The Reserve Bank of India’s (RBI) resolve to keep bond yields under check and the loud signal emitted in favour of a stronger rupee swiftly translated into rallies in the bond and currency markets on Tuesday. The rupee closed at 72.87 a dollar, up 1.03 per cent from its previous close of 73.62. The 10-year bond yields fell 18 basis points to close at 5.942 per cent from its previous close of 6.117 per cent. While announcing the bond market related measures on Monday post market hours, the central bank had observed that the “recent appreciation of the rupee is working towards containing imported inflationary pressures.” The central bank in the past few sessions had stopped buying dollars and let the rupee appreciate in sync with the daily deluge of capital flows. The statement made the central bank’s intent clear. In the absence of meaningful export growth in a contracting global economy, the RBI was more willing to curb imported inflation through stronger rupee. On a larger theme though, rupee is still relatively weaker than its peers, even as the dollar index is at a year’s low. “The rupee movement was overdue. When the dollar depreciated, we didn’t appreciate as much as other currencies because the RBI was buying the dollars and building up its reserves. We are not done with the dollar buying yet, but there is a month’s respite," said the head of treasury of a foreign bank. Hence, there is a possibility that the rupee could slowly recede back to its old levels as the central bank starts accumulating reserves. But most rupee analysts, such as Satyajit Kanjilal, managing director of Forexserve, expects the rupee to reach 68 a dollar by June next year, even as in the short term, RBI may resume buying dollars and let rupee remain a little weaker.
The more sustained impact though, would be evident in the bond market. RBI not only has to manage at least Rs 12 trillion of borrowing for the centre, it has to facilitate huge borrowing by states too, pegged nearly at Rs 10 trillion for the fiscal. All these have to be done at fairly cheaper yields, maybe at around 6 per cent for the benchmark 10-year yields, as RBI has repeatedly swung into action around these levels. The RBI measures came after the market closure on Monday. On Friday, the central bank had refused to sell nearly Rs 18,000 crore of bonds at the rate markets were demanding, indicating it was not happy with the market ask. The central bank on Monday increased limits on the held to maturity (HTM) category for banks, freeing up additional space for nearly Rs 3.56 trillion of bond purchase by banks. It also announced Rs 20,000 crore of special buy-sell secondary markets bond operation, and gave more liquidity in the hands of banks. The measures brought in by the RBI were more than what the bond market had expected, bond dealers said. If the central bank had announced the measures earlier, the yields would not have moved from 5.77 per cent to 6.20 per cent in less than a month.

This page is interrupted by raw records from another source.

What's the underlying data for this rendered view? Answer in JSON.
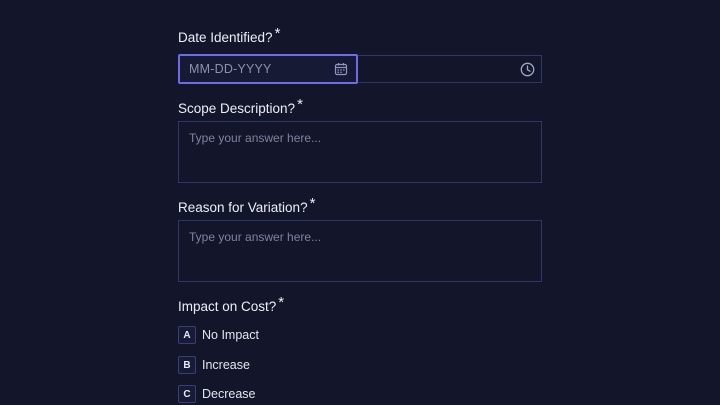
{
  "form": {
    "required_marker": "*",
    "date_question": {
      "label": "Date Identified?",
      "date_placeholder": "MM-DD-YYYY",
      "calendar_icon": "calendar-icon",
      "clock_icon": "clock-icon"
    },
    "scope_question": {
      "label": "Scope Description?",
      "placeholder": "Type your answer here..."
    },
    "reason_question": {
      "label": "Reason for Variation?",
      "placeholder": "Type your answer here..."
    },
    "impact_question": {
      "label": "Impact on Cost?",
      "options": [
        {
          "key": "A",
          "label": "No Impact"
        },
        {
          "key": "B",
          "label": "Increase"
        },
        {
          "key": "C",
          "label": "Decrease"
        }
      ]
    }
  },
  "colors": {
    "background": "#13162b",
    "accent_border": "#6d6be8",
    "field_border": "#2f3566"
  }
}
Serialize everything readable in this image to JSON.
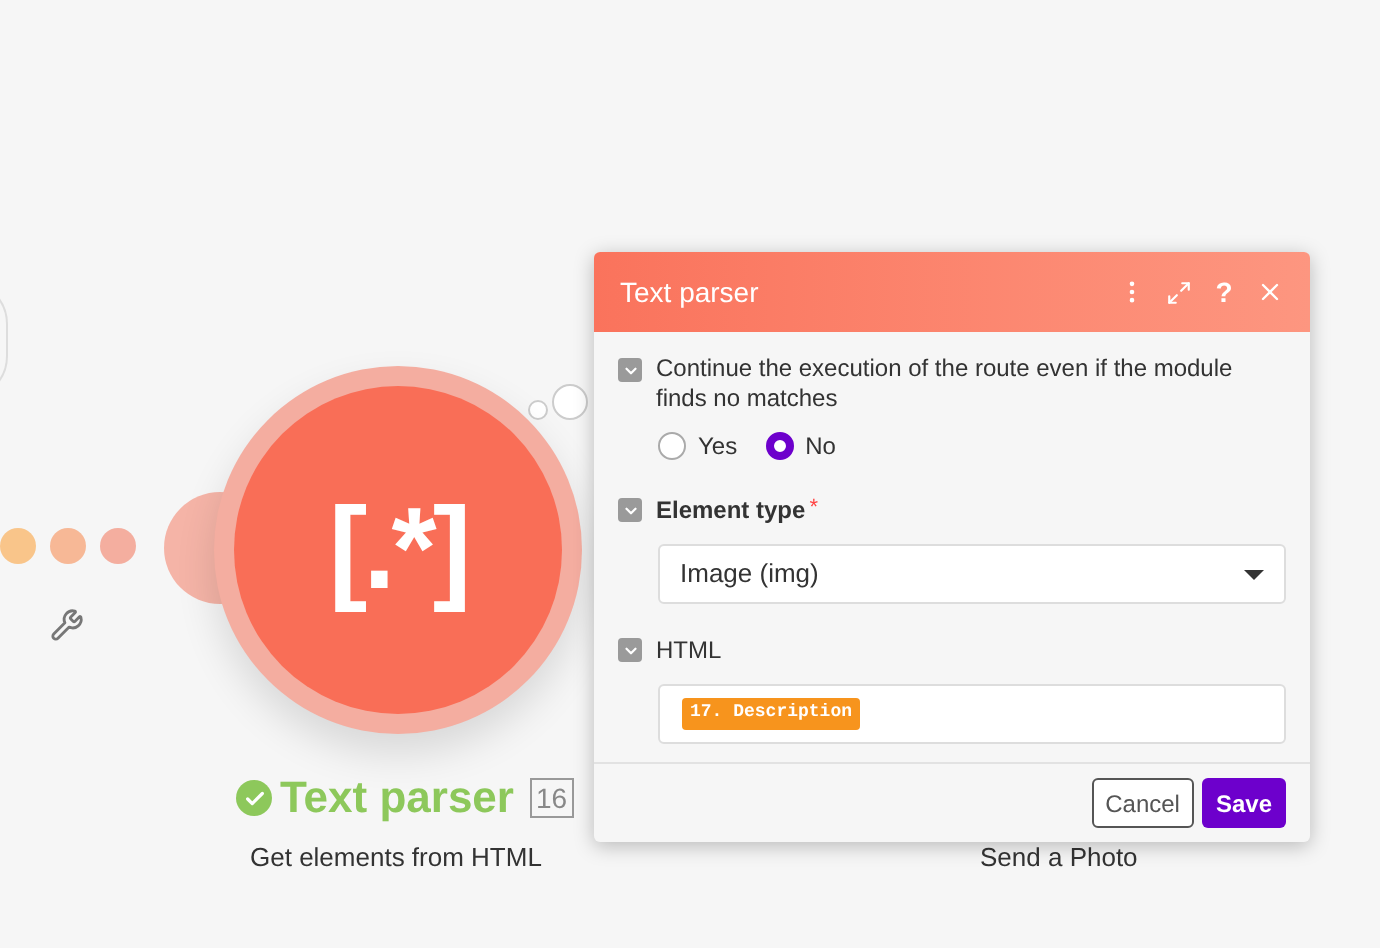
{
  "module": {
    "glyph": "[.*]",
    "title": "Text parser",
    "badge": "16",
    "subtitle": "Get elements from HTML",
    "ok": true
  },
  "next_module": {
    "subtitle": "Send a Photo"
  },
  "dialog": {
    "title": "Text parser",
    "help_glyph": "?",
    "continue_field": {
      "label": "Continue the execution of the route even if the module finds no matches",
      "options": [
        {
          "label": "Yes",
          "selected": false
        },
        {
          "label": "No",
          "selected": true
        }
      ]
    },
    "element_type": {
      "label": "Element type",
      "required_mark": "*",
      "value": "Image (img)"
    },
    "html": {
      "label": "HTML",
      "pill": "17. Description"
    },
    "buttons": [
      {
        "label": "Cancel",
        "kind": "secondary"
      },
      {
        "label": "Save",
        "kind": "primary"
      }
    ]
  }
}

“It was a bazooka from RBI," said Jayesh Mehta, head of treasury at Bank of America Merrill Lynch. “The market in the past had trusted RBI’s verbal intervention and let the government borrow about half of its needs at 6 per cent or less. But the patience was waning, and bond dealers were testing the water by asking more yields. With the recent actions, the market has absolutely no doubt that the RBI stands firmly on its commitment," Mehta said. This also reinforces the fact that soft rates will continue and the central bank will not hesitate to introduce measures whenever rates start crawling up. “RBI's strong signaling through primary auction devolvement at a lower yield has been supplemented with a series of measures including additional amount of Operation Twist and HTM hike. These measures are likely to address the problem of demand supply disequilibrium to soften the interest rate," said Ram Kamal Samanta, vice president-Investment at Star Union Dai-ichi Life Insurance.